Die Konkurrenz zu den "Big Playern"

Es geht also nicht nur um den ORF und die Privatsender, die sich alle seit Monaten in Stellung gebracht haben, sondern auch um weltweite „Big Player“ wie Google und Amazon, die keine Medien sein wollen, sondern sich als Plattformen verstehen. Dazu werden heute Fragen aufgeworfen wie: Gibt es auf europäischer Ebene eine ganzheitliche Strategie im Umgang mit den großen Plattformen? Was wären die richtigen Maßnahmen? Und wo sind die Allianzen für den Standort Österreich?

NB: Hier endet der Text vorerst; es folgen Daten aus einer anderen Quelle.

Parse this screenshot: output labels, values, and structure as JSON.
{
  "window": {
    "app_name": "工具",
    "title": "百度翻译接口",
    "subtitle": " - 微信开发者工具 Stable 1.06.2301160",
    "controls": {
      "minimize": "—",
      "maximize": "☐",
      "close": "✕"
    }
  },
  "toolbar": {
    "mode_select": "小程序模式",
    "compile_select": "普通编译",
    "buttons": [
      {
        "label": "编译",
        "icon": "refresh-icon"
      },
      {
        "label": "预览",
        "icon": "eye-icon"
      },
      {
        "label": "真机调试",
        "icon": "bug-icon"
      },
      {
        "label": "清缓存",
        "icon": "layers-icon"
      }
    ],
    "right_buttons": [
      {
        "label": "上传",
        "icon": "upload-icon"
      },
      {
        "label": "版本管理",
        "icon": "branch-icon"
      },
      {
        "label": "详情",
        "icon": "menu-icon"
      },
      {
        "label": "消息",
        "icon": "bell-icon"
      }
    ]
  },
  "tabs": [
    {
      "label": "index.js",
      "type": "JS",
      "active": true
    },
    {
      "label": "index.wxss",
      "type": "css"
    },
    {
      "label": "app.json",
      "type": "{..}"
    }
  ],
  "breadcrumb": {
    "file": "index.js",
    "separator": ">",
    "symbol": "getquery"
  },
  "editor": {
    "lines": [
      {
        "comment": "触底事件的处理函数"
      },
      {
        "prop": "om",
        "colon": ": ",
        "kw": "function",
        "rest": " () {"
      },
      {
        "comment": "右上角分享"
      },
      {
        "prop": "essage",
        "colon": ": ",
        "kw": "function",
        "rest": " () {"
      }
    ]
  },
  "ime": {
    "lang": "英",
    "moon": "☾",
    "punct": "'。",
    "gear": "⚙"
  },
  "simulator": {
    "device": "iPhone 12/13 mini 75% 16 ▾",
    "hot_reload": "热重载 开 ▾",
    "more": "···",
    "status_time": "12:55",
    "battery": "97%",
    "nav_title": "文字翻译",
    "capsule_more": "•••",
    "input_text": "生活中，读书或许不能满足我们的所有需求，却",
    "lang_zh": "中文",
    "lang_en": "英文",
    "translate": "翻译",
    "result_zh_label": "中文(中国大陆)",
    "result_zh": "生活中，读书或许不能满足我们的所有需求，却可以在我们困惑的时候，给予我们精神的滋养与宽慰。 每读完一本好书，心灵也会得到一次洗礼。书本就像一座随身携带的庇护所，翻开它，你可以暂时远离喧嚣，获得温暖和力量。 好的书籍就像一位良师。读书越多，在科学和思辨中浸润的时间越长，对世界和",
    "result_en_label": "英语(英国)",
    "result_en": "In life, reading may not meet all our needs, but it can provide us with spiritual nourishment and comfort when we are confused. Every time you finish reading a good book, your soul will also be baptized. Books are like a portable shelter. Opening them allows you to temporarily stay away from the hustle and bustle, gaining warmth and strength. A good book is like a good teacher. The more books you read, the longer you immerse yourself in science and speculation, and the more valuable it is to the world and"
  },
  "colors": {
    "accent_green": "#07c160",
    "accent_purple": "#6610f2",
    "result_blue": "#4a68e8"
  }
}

Der Zeitpunkt hätte nicht besser passen können: Kurz vor Eröffnung wurde dem Anwalt von Puls 4 eine (nicht rechtskräftige) Entscheidung des Handelsgerichtes Wien zugestellt, die durchaus das Potenzial hat, das Internet zu revolutionieren. Das Gericht hat festgestellt, dass YouTube für die auf der Medienplattform von Usern begangenen Urheberrechtsverletzungen direkt haftet. Welche weitreichenden Folgen können sich nun ergeben? YouTube muss in Zukunft durch Vorabkontrolle sicherstellen, dass keine rechtsverletzenden Inhalte hochgeladen werden. Die auf urheberrechtliche Ansprüche beschränkte Entscheidung ist sowohl auf andere Rechtsbereiche wie Verstöße gegen Medienrecht, Persönlichkeitsrechte, Strafrecht und auch auf vergleichbare Onlineangebote bzw. Medienplattformen wie Facebook übertragbar.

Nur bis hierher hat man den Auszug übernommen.